Mi vergogno profondamente di questo Paese. Mi sembra veramente che non ci sia più limite. Che ci siamo assuefatti a qualunque paradosso o assurdità. Leggetevi il bell’articolo di Lerner sul Venerdì di Repubblica di oggi. Fa parte del ricco dossier che un giorno qualcuno consulterà incredulo, chiedendosi come mai, se c’era in giro tanta consapevolezza, la storia è andata come sarà andata.

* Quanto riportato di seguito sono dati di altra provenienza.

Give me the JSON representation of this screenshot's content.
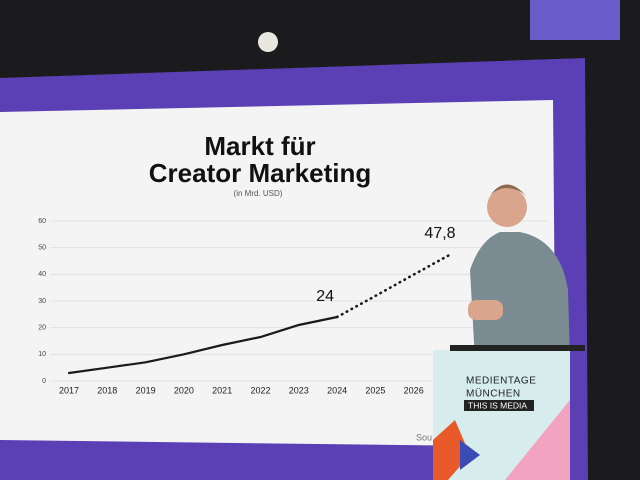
{
  "chart_data": {
    "type": "line",
    "title_lines": [
      "Markt für",
      "Creator Marketing"
    ],
    "subtitle": "(in Mrd. USD)",
    "categories": [
      "2017",
      "2018",
      "2019",
      "2020",
      "2021",
      "2022",
      "2023",
      "2024",
      "2025",
      "2026",
      null
    ],
    "series": [
      {
        "name": null,
        "color": "#1a1a1a",
        "style": "solid",
        "values": [
          3,
          5,
          7,
          10,
          13.5,
          16.5,
          21,
          24,
          null,
          null,
          null
        ],
        "value_labels": [
          null,
          null,
          null,
          null,
          null,
          null,
          null,
          "24",
          null,
          null,
          null
        ]
      },
      {
        "name": null,
        "color": "#1a1a1a",
        "style": "dotted",
        "values": [
          null,
          null,
          null,
          null,
          null,
          null,
          null,
          24,
          31.9,
          39.9,
          47.8
        ],
        "value_labels": [
          null,
          null,
          null,
          null,
          null,
          null,
          null,
          null,
          null,
          null,
          "47,8"
        ]
      }
    ],
    "ylim": [
      0,
      60
    ],
    "yticks": [
      0,
      10,
      20,
      30,
      40,
      50,
      60
    ],
    "grid": true,
    "source": "Sou"
  },
  "scene": {
    "podium": {
      "line1": "MEDIENTAGE",
      "line2": "MÜNCHEN",
      "tagline": "THIS IS MEDIA"
    }
  }
}
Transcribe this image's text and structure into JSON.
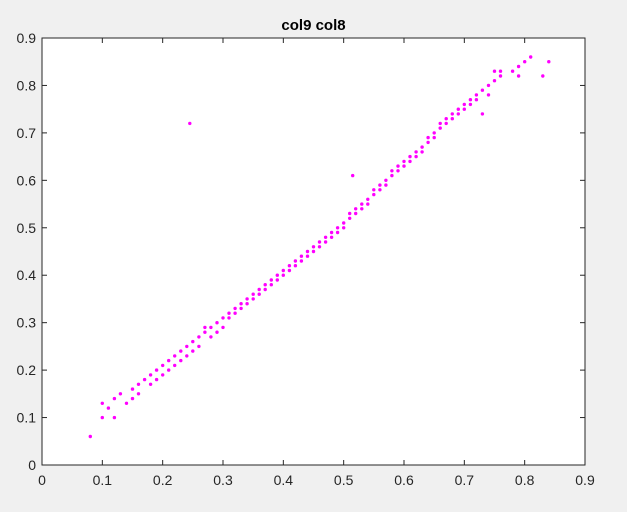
{
  "chart_data": {
    "type": "scatter",
    "title": "col9 col8",
    "xlabel": "",
    "ylabel": "",
    "xlim": [
      0,
      0.9
    ],
    "ylim": [
      0,
      0.9
    ],
    "x_ticks": [
      "0",
      "0.1",
      "0.2",
      "0.3",
      "0.4",
      "0.5",
      "0.6",
      "0.7",
      "0.8",
      "0.9"
    ],
    "y_ticks": [
      "0",
      "0.1",
      "0.2",
      "0.3",
      "0.4",
      "0.5",
      "0.6",
      "0.7",
      "0.8",
      "0.9"
    ],
    "grid": false,
    "legend": "none",
    "marker_color": "#ff00ff",
    "axis_color": "#262626",
    "plot_background": "#ffffff",
    "series": [
      {
        "points": [
          [
            0.08,
            0.06
          ],
          [
            0.1,
            0.1
          ],
          [
            0.1,
            0.13
          ],
          [
            0.11,
            0.12
          ],
          [
            0.12,
            0.1
          ],
          [
            0.12,
            0.14
          ],
          [
            0.13,
            0.15
          ],
          [
            0.14,
            0.13
          ],
          [
            0.15,
            0.14
          ],
          [
            0.15,
            0.16
          ],
          [
            0.16,
            0.17
          ],
          [
            0.16,
            0.15
          ],
          [
            0.17,
            0.18
          ],
          [
            0.18,
            0.17
          ],
          [
            0.18,
            0.19
          ],
          [
            0.19,
            0.18
          ],
          [
            0.19,
            0.2
          ],
          [
            0.2,
            0.21
          ],
          [
            0.2,
            0.19
          ],
          [
            0.21,
            0.22
          ],
          [
            0.21,
            0.2
          ],
          [
            0.22,
            0.23
          ],
          [
            0.22,
            0.21
          ],
          [
            0.23,
            0.24
          ],
          [
            0.23,
            0.22
          ],
          [
            0.24,
            0.25
          ],
          [
            0.24,
            0.23
          ],
          [
            0.245,
            0.72
          ],
          [
            0.25,
            0.26
          ],
          [
            0.25,
            0.24
          ],
          [
            0.26,
            0.27
          ],
          [
            0.26,
            0.25
          ],
          [
            0.27,
            0.28
          ],
          [
            0.27,
            0.29
          ],
          [
            0.28,
            0.29
          ],
          [
            0.28,
            0.27
          ],
          [
            0.29,
            0.3
          ],
          [
            0.29,
            0.28
          ],
          [
            0.3,
            0.31
          ],
          [
            0.3,
            0.29
          ],
          [
            0.31,
            0.32
          ],
          [
            0.31,
            0.31
          ],
          [
            0.32,
            0.33
          ],
          [
            0.32,
            0.32
          ],
          [
            0.33,
            0.34
          ],
          [
            0.33,
            0.33
          ],
          [
            0.34,
            0.35
          ],
          [
            0.34,
            0.34
          ],
          [
            0.35,
            0.36
          ],
          [
            0.35,
            0.35
          ],
          [
            0.36,
            0.37
          ],
          [
            0.36,
            0.36
          ],
          [
            0.37,
            0.38
          ],
          [
            0.37,
            0.37
          ],
          [
            0.38,
            0.39
          ],
          [
            0.38,
            0.38
          ],
          [
            0.39,
            0.4
          ],
          [
            0.39,
            0.39
          ],
          [
            0.4,
            0.41
          ],
          [
            0.4,
            0.4
          ],
          [
            0.41,
            0.42
          ],
          [
            0.41,
            0.41
          ],
          [
            0.42,
            0.43
          ],
          [
            0.42,
            0.42
          ],
          [
            0.43,
            0.44
          ],
          [
            0.43,
            0.43
          ],
          [
            0.44,
            0.45
          ],
          [
            0.44,
            0.44
          ],
          [
            0.45,
            0.46
          ],
          [
            0.45,
            0.45
          ],
          [
            0.46,
            0.47
          ],
          [
            0.46,
            0.46
          ],
          [
            0.47,
            0.48
          ],
          [
            0.47,
            0.47
          ],
          [
            0.48,
            0.49
          ],
          [
            0.48,
            0.48
          ],
          [
            0.49,
            0.5
          ],
          [
            0.49,
            0.49
          ],
          [
            0.5,
            0.51
          ],
          [
            0.5,
            0.5
          ],
          [
            0.51,
            0.52
          ],
          [
            0.51,
            0.53
          ],
          [
            0.515,
            0.61
          ],
          [
            0.52,
            0.54
          ],
          [
            0.52,
            0.53
          ],
          [
            0.53,
            0.55
          ],
          [
            0.53,
            0.54
          ],
          [
            0.54,
            0.56
          ],
          [
            0.54,
            0.55
          ],
          [
            0.55,
            0.57
          ],
          [
            0.55,
            0.58
          ],
          [
            0.56,
            0.59
          ],
          [
            0.56,
            0.58
          ],
          [
            0.57,
            0.6
          ],
          [
            0.57,
            0.59
          ],
          [
            0.58,
            0.61
          ],
          [
            0.58,
            0.62
          ],
          [
            0.59,
            0.62
          ],
          [
            0.59,
            0.63
          ],
          [
            0.6,
            0.64
          ],
          [
            0.6,
            0.63
          ],
          [
            0.61,
            0.65
          ],
          [
            0.61,
            0.64
          ],
          [
            0.62,
            0.66
          ],
          [
            0.62,
            0.65
          ],
          [
            0.63,
            0.67
          ],
          [
            0.63,
            0.66
          ],
          [
            0.64,
            0.68
          ],
          [
            0.64,
            0.69
          ],
          [
            0.65,
            0.7
          ],
          [
            0.65,
            0.69
          ],
          [
            0.66,
            0.71
          ],
          [
            0.66,
            0.72
          ],
          [
            0.67,
            0.72
          ],
          [
            0.67,
            0.73
          ],
          [
            0.68,
            0.74
          ],
          [
            0.68,
            0.73
          ],
          [
            0.69,
            0.75
          ],
          [
            0.69,
            0.74
          ],
          [
            0.7,
            0.76
          ],
          [
            0.7,
            0.75
          ],
          [
            0.71,
            0.77
          ],
          [
            0.71,
            0.76
          ],
          [
            0.72,
            0.78
          ],
          [
            0.72,
            0.77
          ],
          [
            0.73,
            0.79
          ],
          [
            0.73,
            0.74
          ],
          [
            0.74,
            0.8
          ],
          [
            0.74,
            0.78
          ],
          [
            0.75,
            0.81
          ],
          [
            0.75,
            0.83
          ],
          [
            0.76,
            0.82
          ],
          [
            0.76,
            0.83
          ],
          [
            0.78,
            0.83
          ],
          [
            0.79,
            0.84
          ],
          [
            0.79,
            0.82
          ],
          [
            0.8,
            0.85
          ],
          [
            0.81,
            0.86
          ],
          [
            0.83,
            0.82
          ],
          [
            0.84,
            0.85
          ]
        ]
      }
    ]
  }
}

Ancora una volta mi trovo a pensare di essere fatta male, di avere un qualche difetto di fabbricazione. Ho finito oggi un impegno di lavoro che avrebbe dovuto darmi soddisfazione. Hanno finanziato un progetto a cui tenevo molto. Nizam è stato impeccabile nel gestire da solo la bambina ieri e oggi. La bambina medesima era in fase praticamente angelica. E allora che caspita voglio? Ho avuto un piccolo screzio con un quasi collega e la cosa mi disturba al punto che non riesco a smettere di pensarci. Non è nulla di grave o di irrimediabile. Sciocchezze davvero. Ma intanto qualcosa si è rotto nella stima che avevo di lui. Mi rendo conto di avere una reazione sproporzionata. Credo che dipenda dal fatto che ho percepito qualcosa di sgradevolmente maschile in quello che ha fatto: egoista, infantile e in un certo senso persino paternalistico. Sono davvero così "femminista"? Ero convinta di no.
Atro pensiero sgradevole: il voto. No, non ci riesco a dare il mio voto a chi ha una posizione così ambigua e inconsistente su questioni a me cruciali. Allo stesso tempo mi disturba votare chi la pensa in modo più simile al mio su alcune questioni, ma ciò nondimeno non è stato in grado di evitare un frazionamento ai limiti dell’atomizzazione. Non è solo questione di 4%. Si tratta di capacità di essere costruttivi. Data la situazione, però, immagino che sceglierò la seconda opzione, pur condividendo il bell’articolo di Scalfari su Repubblica di oggi.